Comparison of two Mercury images.

Analysis of the obtained result and its comparison with our other pictures of Mercury showed that this photo shows approximately the same part of the planet as the image taken on May 6, 2008, with only difference that in each case the planet was turned slightly differently to the observer. Still these two pictures can be compared with each other. For convenience of such comparison both images were transformed into cylindrical (cartographic) projections.

Despite the fact that processing of the May 6 2008 image was performed using an entirely different methodology, the major albedo markings match pretty well on both images. The main and the most characteristical detail at the center of the observed Mercury sickle (we called it "a star", "a human", "a bunch of five" among ourselves) is clearly visible on both images. Besides other dark and bright spots mostly match.

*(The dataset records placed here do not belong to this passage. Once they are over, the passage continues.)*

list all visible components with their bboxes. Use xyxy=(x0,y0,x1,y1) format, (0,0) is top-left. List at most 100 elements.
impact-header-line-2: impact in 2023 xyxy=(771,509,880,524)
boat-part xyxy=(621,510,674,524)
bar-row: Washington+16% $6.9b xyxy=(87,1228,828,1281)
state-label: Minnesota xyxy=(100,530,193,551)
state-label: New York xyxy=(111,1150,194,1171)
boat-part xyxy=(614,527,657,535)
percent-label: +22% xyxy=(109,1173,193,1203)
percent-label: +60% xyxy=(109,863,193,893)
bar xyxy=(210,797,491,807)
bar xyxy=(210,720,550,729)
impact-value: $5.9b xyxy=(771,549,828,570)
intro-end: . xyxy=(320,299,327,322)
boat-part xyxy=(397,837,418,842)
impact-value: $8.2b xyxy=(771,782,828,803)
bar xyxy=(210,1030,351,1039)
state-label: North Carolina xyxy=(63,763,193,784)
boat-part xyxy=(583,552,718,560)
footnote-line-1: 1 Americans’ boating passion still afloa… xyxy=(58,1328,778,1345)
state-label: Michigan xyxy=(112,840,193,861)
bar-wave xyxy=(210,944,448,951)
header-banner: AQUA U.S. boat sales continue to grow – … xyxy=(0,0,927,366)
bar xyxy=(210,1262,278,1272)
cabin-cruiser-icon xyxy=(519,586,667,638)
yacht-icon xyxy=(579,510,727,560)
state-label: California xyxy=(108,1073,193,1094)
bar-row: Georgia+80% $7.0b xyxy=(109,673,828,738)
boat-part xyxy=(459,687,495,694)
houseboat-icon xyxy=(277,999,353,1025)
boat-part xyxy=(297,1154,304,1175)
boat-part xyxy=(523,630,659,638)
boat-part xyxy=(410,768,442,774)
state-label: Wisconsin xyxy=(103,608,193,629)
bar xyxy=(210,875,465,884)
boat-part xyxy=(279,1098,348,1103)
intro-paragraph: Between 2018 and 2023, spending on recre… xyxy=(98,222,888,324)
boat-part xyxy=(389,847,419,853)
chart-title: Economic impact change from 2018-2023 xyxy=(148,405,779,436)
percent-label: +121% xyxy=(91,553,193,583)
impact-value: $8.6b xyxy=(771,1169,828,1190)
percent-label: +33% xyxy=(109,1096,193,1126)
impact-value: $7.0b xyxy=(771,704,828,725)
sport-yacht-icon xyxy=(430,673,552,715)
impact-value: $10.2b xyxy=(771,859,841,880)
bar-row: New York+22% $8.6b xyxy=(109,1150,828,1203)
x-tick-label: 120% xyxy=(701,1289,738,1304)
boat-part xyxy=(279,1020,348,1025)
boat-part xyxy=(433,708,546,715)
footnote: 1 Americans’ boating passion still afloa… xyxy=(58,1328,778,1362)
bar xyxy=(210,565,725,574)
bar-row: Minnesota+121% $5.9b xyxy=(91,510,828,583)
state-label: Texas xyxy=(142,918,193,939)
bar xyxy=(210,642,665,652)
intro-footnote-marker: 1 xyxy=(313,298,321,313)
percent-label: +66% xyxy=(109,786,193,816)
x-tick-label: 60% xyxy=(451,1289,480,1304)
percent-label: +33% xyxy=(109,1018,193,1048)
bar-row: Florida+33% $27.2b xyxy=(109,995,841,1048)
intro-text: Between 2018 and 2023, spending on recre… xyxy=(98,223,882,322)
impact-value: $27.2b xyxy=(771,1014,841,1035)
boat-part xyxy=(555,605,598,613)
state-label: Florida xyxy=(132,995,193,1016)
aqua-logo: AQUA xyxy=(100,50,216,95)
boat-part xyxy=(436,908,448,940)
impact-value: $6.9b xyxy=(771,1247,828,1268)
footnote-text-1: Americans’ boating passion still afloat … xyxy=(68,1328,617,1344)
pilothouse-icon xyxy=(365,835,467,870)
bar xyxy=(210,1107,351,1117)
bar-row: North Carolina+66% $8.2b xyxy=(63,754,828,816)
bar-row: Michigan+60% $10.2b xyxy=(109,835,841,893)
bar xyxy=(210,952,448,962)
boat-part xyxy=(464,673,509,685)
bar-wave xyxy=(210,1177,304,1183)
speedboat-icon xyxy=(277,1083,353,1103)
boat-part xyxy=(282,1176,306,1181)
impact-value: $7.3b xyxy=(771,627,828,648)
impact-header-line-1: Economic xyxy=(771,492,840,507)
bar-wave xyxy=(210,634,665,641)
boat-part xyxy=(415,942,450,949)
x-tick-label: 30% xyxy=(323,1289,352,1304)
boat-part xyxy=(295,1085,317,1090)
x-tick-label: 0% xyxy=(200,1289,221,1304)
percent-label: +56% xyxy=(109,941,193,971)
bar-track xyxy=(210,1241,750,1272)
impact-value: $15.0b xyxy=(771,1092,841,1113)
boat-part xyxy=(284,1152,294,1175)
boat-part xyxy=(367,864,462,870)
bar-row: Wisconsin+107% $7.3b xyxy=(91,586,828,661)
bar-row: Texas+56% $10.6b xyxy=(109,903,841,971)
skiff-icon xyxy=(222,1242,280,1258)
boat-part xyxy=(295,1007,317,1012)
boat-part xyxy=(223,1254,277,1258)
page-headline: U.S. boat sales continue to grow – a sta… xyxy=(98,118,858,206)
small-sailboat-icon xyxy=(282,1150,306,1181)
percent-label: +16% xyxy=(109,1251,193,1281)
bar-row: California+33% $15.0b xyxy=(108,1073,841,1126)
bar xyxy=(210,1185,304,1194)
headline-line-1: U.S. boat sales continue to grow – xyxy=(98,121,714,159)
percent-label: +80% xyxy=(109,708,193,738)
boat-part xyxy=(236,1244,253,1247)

This gave me an idea of stacking both images into one using cylindrical transformations in WinJUPOS. Averaged image obtained from the results of imaging on May 6, 2008 and April 25, 2009 and shown as it would look on the later date you can see below.

The sum of two images

 


Comparison with the spacecraft images.

The image of Mercury in the 57-92° longitude

Comparison of the obtained result with the images and maps obtained by spacecrafts also showed a good correlation. For our equipment and imaging conditions I think the result we got is quite good. A pleasant surprise was a fact that, with some caution, we can say that our picture practically resolved a Mercury Vivaldi crater 210 kilometers in diameter. You can guess the rim illuminated with sunlight and a shadow cast by it and a general ring structure of the basin of this crater.

Also a good positioning of the central meridian on our picture allowed to directly compare our image with mosaic obtained by Mariner-10, which has the same details in a similar position relative to the planet limb. Despite the different lighting conditions on two images the major similarities are easily noticeable.